In 2011-12, the UC administration began allowing campuses to keep their revenues and instead started collecting a 1.6 percent tax of all the campuses’ total expenditures, as part of an initiative called “funding streams.”

The plan was the first step of the UC’s budget reform. It was intended to encourage campuses to increase their revenue, make the UC budget process more transparent and give campuses flexibility in how they spend their revenues, said UC spokeswoman Shelly Meron.

“(Funding streams) was negotiated to be as fair as possible and a lot simpler than before,” Minster said. “What happened before was so complicated. Nobody could explain (it).”

The UC Office of the President, which has a budget of $557.7 million, currently takes about $274 million from UC campuses to fund its operations.

This year, UCLA paid the UC $63 million – about 24 percent of all revenue collected through the funding streams tax.

But the change has had some unintended effects on UCLA, said Steven A. Olsen, vice chancellor of finance, budget and capital programs.

In 2011-2012, the first year the funding streams tax was collected, the state cut $650 million from the UC budget, which prompted a 9.6 percent tuition increase, Olsen said. UCLA had to pay $65 million to the UC for the tax, and lost millions of dollars in state funds that year. The campus ended up losing money because it did not receive enough back in UC funds to make the change break even.

UC spokeswoman Dianne Klein acknowledged that campuses may still be struggling to adjust to Funding Streams, especially since state funding has declined in recent years.

“But now that it appears the state is reinvesting in higher education, some of these concerns might be mitigated,” she said.

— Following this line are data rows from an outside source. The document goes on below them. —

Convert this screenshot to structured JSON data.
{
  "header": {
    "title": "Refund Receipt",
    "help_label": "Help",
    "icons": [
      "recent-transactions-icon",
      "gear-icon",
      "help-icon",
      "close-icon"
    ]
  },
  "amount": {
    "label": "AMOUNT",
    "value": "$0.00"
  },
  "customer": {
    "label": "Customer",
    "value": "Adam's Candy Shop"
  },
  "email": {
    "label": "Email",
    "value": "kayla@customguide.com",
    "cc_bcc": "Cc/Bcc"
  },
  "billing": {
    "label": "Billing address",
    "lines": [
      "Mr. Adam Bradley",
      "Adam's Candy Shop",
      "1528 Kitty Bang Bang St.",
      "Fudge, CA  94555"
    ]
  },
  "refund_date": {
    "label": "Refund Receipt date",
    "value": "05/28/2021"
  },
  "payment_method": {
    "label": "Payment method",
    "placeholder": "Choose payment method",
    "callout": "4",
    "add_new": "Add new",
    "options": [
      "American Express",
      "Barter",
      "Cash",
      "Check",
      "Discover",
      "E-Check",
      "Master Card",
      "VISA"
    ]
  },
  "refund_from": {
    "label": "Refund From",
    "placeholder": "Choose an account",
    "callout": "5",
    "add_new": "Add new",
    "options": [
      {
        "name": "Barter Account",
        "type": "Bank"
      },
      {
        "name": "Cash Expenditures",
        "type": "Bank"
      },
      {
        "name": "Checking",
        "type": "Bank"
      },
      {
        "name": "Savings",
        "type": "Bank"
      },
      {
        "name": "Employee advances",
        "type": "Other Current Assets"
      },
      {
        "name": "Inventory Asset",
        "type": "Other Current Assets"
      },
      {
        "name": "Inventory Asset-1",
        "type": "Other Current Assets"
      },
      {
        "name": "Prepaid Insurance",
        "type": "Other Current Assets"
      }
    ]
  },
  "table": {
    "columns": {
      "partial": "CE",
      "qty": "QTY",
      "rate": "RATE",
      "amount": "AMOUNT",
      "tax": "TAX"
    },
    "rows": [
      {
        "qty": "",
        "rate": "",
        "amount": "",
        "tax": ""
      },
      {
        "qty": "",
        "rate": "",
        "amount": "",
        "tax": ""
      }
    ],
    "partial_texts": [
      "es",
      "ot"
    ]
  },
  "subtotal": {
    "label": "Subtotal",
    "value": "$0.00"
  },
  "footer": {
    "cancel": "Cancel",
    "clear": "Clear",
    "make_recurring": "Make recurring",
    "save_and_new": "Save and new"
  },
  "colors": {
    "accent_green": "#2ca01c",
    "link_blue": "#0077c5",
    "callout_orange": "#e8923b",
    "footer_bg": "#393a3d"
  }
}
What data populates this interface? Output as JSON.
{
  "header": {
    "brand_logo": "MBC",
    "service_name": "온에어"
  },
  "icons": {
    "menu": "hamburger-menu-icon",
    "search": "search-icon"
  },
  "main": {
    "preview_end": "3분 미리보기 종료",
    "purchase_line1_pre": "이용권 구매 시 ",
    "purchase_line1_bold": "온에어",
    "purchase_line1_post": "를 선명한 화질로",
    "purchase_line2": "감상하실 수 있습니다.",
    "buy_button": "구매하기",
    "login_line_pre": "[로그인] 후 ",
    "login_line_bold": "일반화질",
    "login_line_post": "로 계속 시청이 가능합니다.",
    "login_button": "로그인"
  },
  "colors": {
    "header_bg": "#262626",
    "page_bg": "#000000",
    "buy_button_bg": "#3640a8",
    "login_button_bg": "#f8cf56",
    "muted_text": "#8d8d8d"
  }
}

In the first year of the funding streams tax, the UCLA chancellor’s office paid the tax out of its central reserves. But this year, UCLA administration decided to pay the $63 million tax to the UC by taking it from all of UCLA’s departments – from academics to athletics and the medical center.

UCLA officials are currently discussing ways to minimize the burden of the tax on UCLA’s departments. Olsen said officials plan to decide in March how UCLA will pay the tax next year.

Correction: The UC administration taxes campuses’ total expenditures.